This Is My Father's World

Long ago, people imagined that the planets in their orbits were playing a symphony of the cosmos, a harmony of the spheres. This is the ancient vision that Maltbie Babcock evoked when he wrote, “and round me rings the music of the spheres.” Though this vision has been replaced by modern science, we now know that the heavenly bodies do indeed emit sounds. And even more wondrous, the ocean is also producing noises in its deepest and darkest regions - sounds that remain mysterious to us.

The whole universe is singing a song of its origin, telling us something about the One who originated it. In the third stanza, the author acknowledges that the world is not as it should be. Creation is marred and wounded. Yet, it also still belongs to God. We are therefore invited to listen carefully to the voice of God in His world - from the heights of space to the depths of the sea - and see how He heals it, listening for our own role in caring for Creation.

While a pastor in Lockport, New York, Babcock liked to hike in an area called "the escarpment," an ancient upthrust ledge near Lockport.
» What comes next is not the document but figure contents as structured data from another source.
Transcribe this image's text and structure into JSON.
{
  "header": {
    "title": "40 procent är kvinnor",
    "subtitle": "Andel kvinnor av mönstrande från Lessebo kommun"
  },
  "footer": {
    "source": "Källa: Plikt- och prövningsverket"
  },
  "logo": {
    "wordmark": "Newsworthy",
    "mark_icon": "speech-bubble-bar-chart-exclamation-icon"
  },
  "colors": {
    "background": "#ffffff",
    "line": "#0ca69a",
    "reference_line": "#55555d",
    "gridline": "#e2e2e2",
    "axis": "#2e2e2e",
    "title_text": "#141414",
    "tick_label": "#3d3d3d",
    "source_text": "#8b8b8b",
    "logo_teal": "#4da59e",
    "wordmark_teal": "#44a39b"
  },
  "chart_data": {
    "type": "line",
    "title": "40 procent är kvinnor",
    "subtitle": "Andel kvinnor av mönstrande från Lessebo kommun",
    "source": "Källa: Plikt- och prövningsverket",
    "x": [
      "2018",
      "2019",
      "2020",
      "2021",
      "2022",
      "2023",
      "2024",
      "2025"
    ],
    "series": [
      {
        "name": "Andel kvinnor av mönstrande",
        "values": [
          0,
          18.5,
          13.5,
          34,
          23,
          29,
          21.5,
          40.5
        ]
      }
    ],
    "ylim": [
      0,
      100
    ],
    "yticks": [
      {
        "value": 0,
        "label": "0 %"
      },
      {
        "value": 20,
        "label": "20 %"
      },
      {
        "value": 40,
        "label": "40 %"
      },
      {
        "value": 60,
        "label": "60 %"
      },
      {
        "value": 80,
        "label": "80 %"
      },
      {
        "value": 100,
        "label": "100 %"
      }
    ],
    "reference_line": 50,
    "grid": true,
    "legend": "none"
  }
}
It has a marvelous view of farms, orchards, and Lake Ontario, about 15 miles distant. It is said those walks in the woods inspired these lyrics. The title recalls an expression Babcock used when starting a walk: "I'm going out to see my Father's world."

"The world is Mine, and all that is in it." Psalm 50:12

This Is My Father's World

Maltbie D. Babcock (1901)

1 This is my Father's world,
And to my listening ears
All nature sings, and round me rings

The music of the spheres.

This is my Father's world:

I rest me in the thought

Of rocks and trees, of skies and seas--

His hand the wonders wrought.

2 This is my Father's world:

The birds their carols raise,

The morning light, the lily white,

Declare their Maker's praise.

This is my Father's world:

He shines in all that's fair;

In the rustling grass I hear Him pass,

He speaks to me everywhere.

3 This is my Father's world:

O let me ne'er forget

That though the wrong seems oft so strong,

God is the Ruler yet.

This is my Father's world:

Why should my heart be sad?

The Lord is King: let the heavens ring!

God reigns; let earth be glad!

Author: Maltbie D. Babcock

Maltbie D. Babcock (b. Syracuse, NY, 1858; d. Naples, Italy, 1901) graduated from Syracuse University, New York, and Auburn Theological Seminary (now associated with Union Theological Seminary in New York) and became a Presbyterian minister. He served the Brown Memorial Presbyterian Church in Baltimore, Maryland, and the Brick Presbyterian Church in New York City. In Baltimore he was especially popular with students from Johns Hopkins University, but he ministered to people from all walks of life. Babcock wrote hymn texts and devotional, poems, some of which were published in The School Hymnal (1899).